Hard thing, “labor,” but not as bad as “toil.” But not as good as “work.”
Toil is punishment, not work. It can be a useful figure of speech though, in the sense that one has worked so hard that, to an untrained eye, the work would have seemed senselessly, gratuitously difficult, although actually the strenuous effort was necessary to accomplish a worthwhile goal.
“Work” is constructive effort and activity that enjoins the worker in a worthy cause and results in betterment of the worker.
One’s job might or might not include activities characterized as work in this constructive sense.

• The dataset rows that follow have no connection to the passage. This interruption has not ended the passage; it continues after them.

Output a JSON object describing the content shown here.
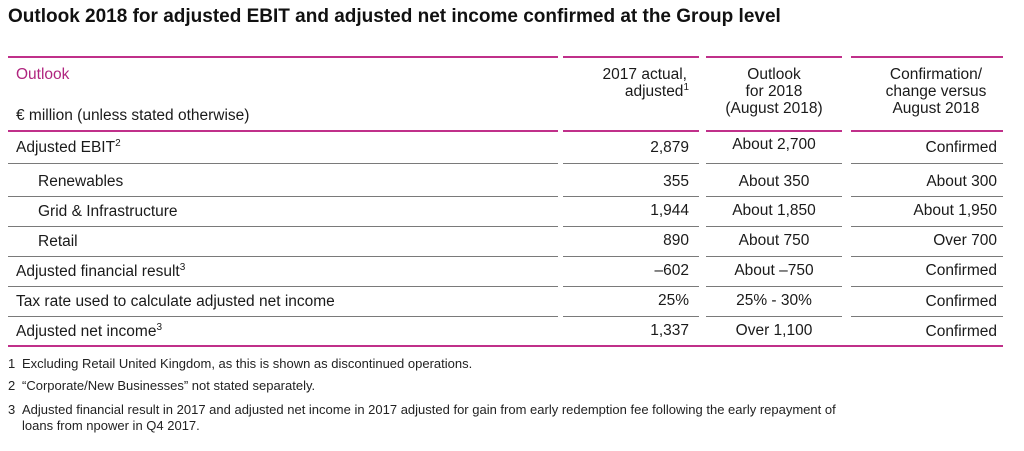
{
  "title": "Outlook 2018 for adjusted EBIT and adjusted net income confirmed at the Group level",
  "header": {
    "outlook": "Outlook",
    "unit": "€ million (unless stated otherwise)",
    "col1_line1": "2017 actual,",
    "col1_line2": "adjusted",
    "col1_sup": "1",
    "col2_line1": "Outlook",
    "col2_line2": "for 2018",
    "col2_line3": "(August 2018)",
    "col3_line1": "Confirmation/",
    "col3_line2": "change versus",
    "col3_line3": "August 2018"
  },
  "rows": [
    {
      "label": "Adjusted EBIT",
      "sup": "2",
      "actual": "2,879",
      "outlook": "About 2,700",
      "change": "Confirmed"
    },
    {
      "label": "Renewables",
      "sup": "",
      "actual": "355",
      "outlook": "About 350",
      "change": "About 300"
    },
    {
      "label": "Grid & Infrastructure",
      "sup": "",
      "actual": "1,944",
      "outlook": "About 1,850",
      "change": "About 1,950"
    },
    {
      "label": "Retail",
      "sup": "",
      "actual": "890",
      "outlook": "About 750",
      "change": "Over 700"
    },
    {
      "label": "Adjusted financial result",
      "sup": "3",
      "actual": "–602",
      "outlook": "About –750",
      "change": "Confirmed"
    },
    {
      "label": "Tax rate used to calculate adjusted net income",
      "sup": "",
      "actual": "25%",
      "outlook": "25% - 30%",
      "change": "Confirmed"
    },
    {
      "label": "Adjusted net income",
      "sup": "3",
      "actual": "1,337",
      "outlook": "Over 1,100",
      "change": "Confirmed"
    }
  ],
  "footnotes": [
    {
      "num": "1",
      "text": "Excluding Retail United Kingdom, as this is shown as discontinued operations."
    },
    {
      "num": "2",
      "text": "“Corporate/New Businesses” not stated separately."
    },
    {
      "num": "3",
      "text": "Adjusted financial result in 2017 and adjusted net income in 2017 adjusted for gain from early redemption fee following the early repayment of",
      "text2": "loans from npower in Q4 2017."
    }
  ],
  "colors": {
    "accent": "#c0308a",
    "rule": "#7a7a7a"
  }
}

At many places, as little is left to chance as possible. An employee must adhere to a dress code. He is watched on camera all day, so not a single moment of his day is not recorded and subject to scrutiny and second guesses by management. An employee manual dictates exactly how the employee should perform in every conceivable situation. Individuality and creativity are expressly discouraged.
Work is a great burden for the majority. “Misfits are everywhere,” goes the Kinks song, and it’s really true. We constantly see commercials for fast food places I entirely avoid, because the reality is so depressing. I see the people who work there and the idea of going into that fast food restaurant and asking them to do something for me is thoroughly distasteful, because they don’t want to be there, wearing those silly clothes, making that lousy food, and I don’t want to add to their misery.
We are surrounded by people in those positions.
Grocery stores? When the employees go on strike, we hear about their miserable working conditions.
The single parents waiting on tables, a paycheck away from homelessness, dependent on tips.
Department stores, malls, gas stations, nail salons, all the businesses in strip malls, all those people working part time, without benefits, who can’t afford college and can barely afford their rent and car payments.
Everywhere, people who have wound up doing things for a living they never would have intended.
People who, every day, struggle to assert their dignity under difficult circumstances because they couldn’t possibly do otherwise.
Jesus was accused of many crimes by His enemies: blasphemy, breaking the Sabbath. “My father goes on working, and so do I,” He said.
So God wasn’t finished after six days. He is still working, because work is part of His identity. It is part of our identity as His children, created in His image.
Even if we can’t celebrate our paying jobs on Labor Day, we can celebrate the real work we do– all the constructive activity we undertake– being good, helpful, honest, compassionate people, having positive impacts– simply through being human.